Can You Judge Someone by How They Say “Hello”?
People generally aren’t slow to form first impressions of each other. In fact, it turns out we jump to all sorts of conclusions based only on how someone says “hello.”
Trustworthiness is one character trait people are ready to assess from a simple greeting. A recent study looked for patterns in how a “hello” that people find trustworthy differs from one that arouses suspicion.
In the study, researchers found that when people listened to recordings of different voices saying “hello,” they tended to agree on which greetings were more trustworthy.
Intonation was a major cue listeners used to assess trustworthiness. The hellos that were deemed most trustworthy tended to start high, dip in the middle, and finish high.

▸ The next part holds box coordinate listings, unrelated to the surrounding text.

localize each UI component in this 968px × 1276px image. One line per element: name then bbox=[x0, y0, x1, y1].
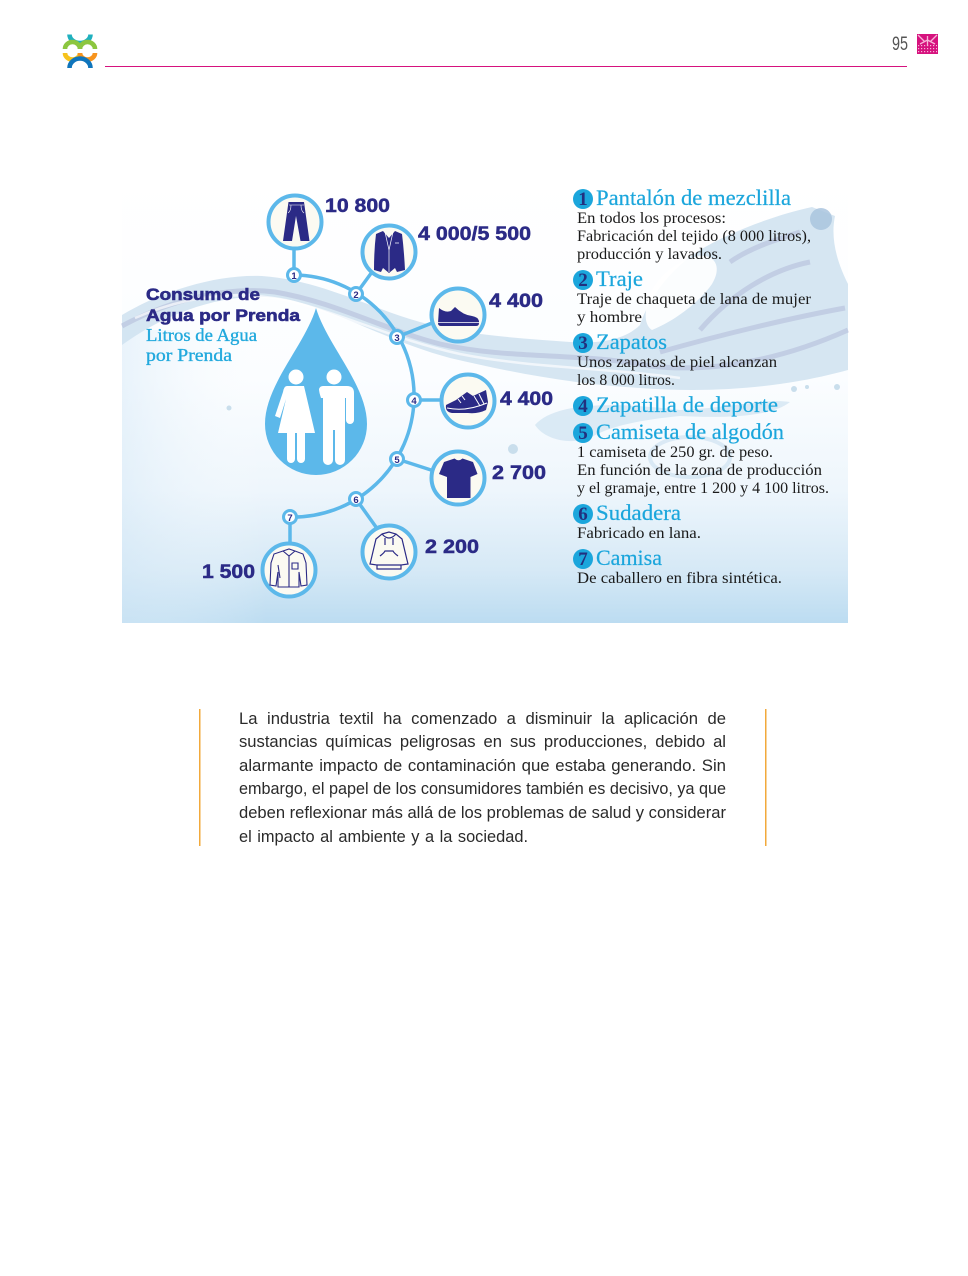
legend 7: Camisa bbox=[596, 545, 662, 570]
connector arc and branches bbox=[290, 250, 441, 545]
splash opening bbox=[646, 256, 717, 330]
header rule bbox=[105, 66, 907, 67]
legend 7: De caballero en fibra sintética. bbox=[577, 570, 782, 587]
legend 6: Sudadera bbox=[596, 500, 681, 525]
node markers bbox=[284, 268, 420, 524]
node markers: 7 bbox=[287, 513, 293, 524]
callout: right rule bbox=[765, 709, 766, 846]
icon: water drop with people bbox=[265, 308, 367, 475]
legend 5 bbox=[573, 419, 829, 497]
item 1: jeans: 10 800 bbox=[325, 195, 390, 217]
legend 6: Fabricado en lana. bbox=[577, 525, 701, 542]
subheading: Litros de Agua por Prenda: Litros de Agua bbox=[146, 325, 257, 345]
item 5: t-shirt: 2 700 bbox=[492, 462, 546, 484]
legend 3: 3 bbox=[578, 333, 588, 354]
item 2: suit bbox=[362, 223, 531, 278]
page number: 95 bbox=[892, 34, 908, 55]
node markers: 4 bbox=[411, 396, 417, 407]
callout text: alarmante impacto de contaminación que estaba generando. Sin bbox=[239, 756, 726, 775]
callout text bbox=[239, 709, 726, 846]
legend 3 bbox=[573, 329, 777, 389]
item 2: suit: 4 000/5 500 bbox=[418, 223, 531, 245]
item 3: shoe: 4 400 bbox=[489, 290, 543, 312]
callout text: el impacto al ambiente y a la sociedad. bbox=[239, 827, 528, 846]
icon: pink woven square bbox=[917, 34, 938, 54]
icon: woman bbox=[275, 370, 315, 463]
legend 1: Pantalón de mezclilla bbox=[596, 185, 791, 210]
legend 2: Traje bbox=[596, 266, 643, 291]
legend 1: Fabricación del tejido (8 000 litros), bbox=[577, 228, 811, 245]
callout text: La industria textil ha comenzado a disminuir la aplicación de bbox=[239, 709, 726, 728]
item 3: shoe bbox=[432, 288, 543, 342]
item 5: t-shirt bbox=[432, 452, 546, 504]
legend 1: producción y lavados. bbox=[577, 246, 722, 263]
callout: left rule bbox=[199, 709, 200, 846]
legend 1 bbox=[573, 185, 811, 263]
water wave bbox=[122, 207, 848, 477]
legend 5: y el gramaje, entre 1 200 y 4 100 litros. bbox=[577, 480, 829, 497]
item 4: sneaker bbox=[442, 374, 553, 428]
item 7: shirt bbox=[202, 544, 316, 596]
legend 5: 1 camiseta de 250 gr. de peso. bbox=[577, 444, 773, 461]
panel: infographic bbox=[122, 180, 848, 623]
legend 3: Unos zapatos de piel alcanzan bbox=[577, 354, 777, 371]
legend 3: los 8 000 litros. bbox=[577, 372, 675, 389]
callout text: embargo, el papel de los consumidores también es decisivo, ya que bbox=[239, 779, 726, 798]
item 4: sneaker: 4 400 bbox=[500, 388, 553, 410]
legend 2: 2 bbox=[578, 270, 588, 291]
legend 7 bbox=[573, 545, 782, 587]
legend 6 bbox=[573, 500, 701, 542]
legend 5: En función de la zona de producción bbox=[577, 462, 822, 479]
legend 2: y hombre bbox=[577, 309, 642, 326]
heading: Consumo de Agua por Prenda bbox=[146, 285, 301, 325]
node markers: 6 bbox=[353, 495, 359, 506]
callout text: sustancias químicas peligrosas en sus producciones, debido al bbox=[239, 732, 726, 751]
subheading: Litros de Agua por Prenda bbox=[146, 325, 257, 365]
legend 5: Camiseta de algodón bbox=[596, 419, 784, 444]
legend 6: 6 bbox=[578, 504, 588, 525]
node markers: 5 bbox=[394, 455, 400, 466]
legend 5: 5 bbox=[578, 423, 588, 444]
item 6: hoodie bbox=[362, 526, 479, 578]
legend 3: Zapatos bbox=[596, 329, 667, 354]
panel background bbox=[122, 180, 848, 623]
legend 2 bbox=[573, 266, 812, 326]
legend 2: Traje de chaqueta de lana de mujer bbox=[577, 291, 812, 308]
node markers: 2 bbox=[353, 290, 359, 301]
icon: man bbox=[319, 370, 354, 465]
node markers: 3 bbox=[394, 333, 400, 344]
icon: logo bbox=[65, 34, 95, 68]
callout text: deben reflexionar más allá de los problemas de salud y considerar bbox=[239, 803, 726, 822]
legend 7: 7 bbox=[578, 549, 588, 570]
item 6: hoodie: 2 200 bbox=[425, 536, 479, 558]
heading: Consumo de Agua por Prenda: Consumo de bbox=[146, 285, 260, 304]
panel side tint bbox=[122, 330, 848, 623]
legend 4: 4 bbox=[578, 396, 588, 417]
legend 1: En todos los procesos: bbox=[577, 210, 726, 227]
item 7: shirt: 1 500 bbox=[202, 561, 255, 583]
heading: Consumo de Agua por Prenda: Agua por Prenda bbox=[146, 306, 301, 325]
item 1: jeans bbox=[268, 195, 390, 248]
legend 4: Zapatilla de deporte bbox=[596, 392, 778, 417]
node markers: 1 bbox=[291, 271, 297, 282]
legend 1: 1 bbox=[578, 189, 588, 210]
subheading: Litros de Agua por Prenda: por Prenda bbox=[146, 345, 232, 365]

By contrast, hellos that stirred up suspicions of untrustworthiness tended to start low and remain flat, ending with a weaker and more gradual rise in pitch.
This isn’t the first study looking at how we can form impressions from nothing more than a greeting. A 2014 study looked at how people make inferences about personality, again from nothing more than a recorded “hello.”
The study found two essential personality traits that people form impressions of using a variety of acoustic cues. One of these is the speaker’s overall trustworthiness and likability while the other is the speaker’s level of dominance.
It might not come as a surprise that people tend to evaluate male and female voices differently. Among male voices, those perceived as most attractive tend to be the ones high in both trustworthiness-likability and dominance. In female voices, on the other hand, dominance seems to be less important, with people forming judgments primarily based on trustworthiness/likability.
Overall, it turns out that people are constantly jumping to conclusions about each other based on what little information they have, even if that’s a mere greeting. So if you find that people inexplicably evaluate you as untrustworthy, maybe all you need to do is change the way you say “hello”!